When Rudolph Diesel of Germany designed his engine, he thought it might be something that farmers could fuel for themselves. The idea was to extract fuel from vegetables that the farmers raised. The fuel would then power the farmers’ equipment.

The engine would replace the less efficient steam engines that were popular at that time — just before the turn of the 20th century.

Petroleum was cheap and plentiful then, and the idea of home-grown fuel for engines got sidetracked.

Petroleum is no longer cheap and plentiful.

Furthermore, the fuel for the engines of the Rudolph Diesel type — commonly called diesels with a lower-case d — does not burn clean, and it emits an unpleasant odor. Rudolph Diesel’s old notion of a vegetable-based fuel is quickly coming back into fashion.

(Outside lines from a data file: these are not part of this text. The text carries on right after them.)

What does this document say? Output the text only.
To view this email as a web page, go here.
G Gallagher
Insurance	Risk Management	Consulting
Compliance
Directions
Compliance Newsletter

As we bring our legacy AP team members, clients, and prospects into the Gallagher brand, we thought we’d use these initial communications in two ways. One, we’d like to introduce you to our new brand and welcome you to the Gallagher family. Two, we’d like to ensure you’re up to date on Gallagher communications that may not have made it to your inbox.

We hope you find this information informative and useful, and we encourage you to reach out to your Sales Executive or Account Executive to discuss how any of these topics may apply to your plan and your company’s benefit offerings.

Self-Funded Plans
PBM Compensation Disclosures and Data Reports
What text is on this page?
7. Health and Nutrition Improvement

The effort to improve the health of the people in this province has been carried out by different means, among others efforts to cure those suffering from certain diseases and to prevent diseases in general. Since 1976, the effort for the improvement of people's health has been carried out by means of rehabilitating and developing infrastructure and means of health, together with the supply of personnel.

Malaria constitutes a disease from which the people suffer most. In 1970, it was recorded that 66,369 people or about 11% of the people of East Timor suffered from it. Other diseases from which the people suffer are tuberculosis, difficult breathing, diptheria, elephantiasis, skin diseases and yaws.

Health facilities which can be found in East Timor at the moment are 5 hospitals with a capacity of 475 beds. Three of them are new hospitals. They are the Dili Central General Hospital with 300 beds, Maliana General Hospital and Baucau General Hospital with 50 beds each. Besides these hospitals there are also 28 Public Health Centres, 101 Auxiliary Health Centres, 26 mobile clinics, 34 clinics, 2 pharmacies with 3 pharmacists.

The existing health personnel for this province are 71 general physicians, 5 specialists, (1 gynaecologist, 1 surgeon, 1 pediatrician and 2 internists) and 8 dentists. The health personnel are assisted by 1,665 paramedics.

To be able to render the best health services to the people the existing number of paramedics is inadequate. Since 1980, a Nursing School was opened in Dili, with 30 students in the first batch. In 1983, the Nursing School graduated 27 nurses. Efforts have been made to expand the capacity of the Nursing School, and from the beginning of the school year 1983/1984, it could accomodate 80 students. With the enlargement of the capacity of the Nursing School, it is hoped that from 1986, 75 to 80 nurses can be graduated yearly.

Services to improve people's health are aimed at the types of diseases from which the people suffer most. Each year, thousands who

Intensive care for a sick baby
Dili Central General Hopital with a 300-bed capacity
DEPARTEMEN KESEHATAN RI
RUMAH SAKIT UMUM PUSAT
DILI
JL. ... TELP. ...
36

This brings us to Mount Olive and its new bio-diesel plant, which was announced Friday by a firm called Atlantic Bio-Energy, the North Carolina Grain Growers Cooperative and the Wayne County Economic Development Commission. With petroleum prices rising, with soybeans plentiful as a source of oil, and with growing concern about emissions from petroleum-powered engines, the outlook for such an operation would seem promising.

Using soybeans from eastern North Carolina farms, the plant could add 20 million or so gallons a year to the bio-diesel fuel that’s out there. That can be blended with petroleum-based diesel fuel to run any diesel-powered vehicle, making a cleaner-burning mixture. Some diesels can use the bio-diesel product unmixed.

The fuel will be made by separating components of soybean oil. A byproduct will be glycerin, which can be used in the manufacture of soap and other products.

The plant’s staff will number about 25 at first, with another 20 to be added with a planned expansion. It will add about $45 million to the county’s tax base.

The owners searched throughout eastern North Carolina for a site. We are indebted to them for choosing Wayne County, and we are indebted to county officials and the Mount Olive Committee of 100 who made their choice of Wayne an attractive one.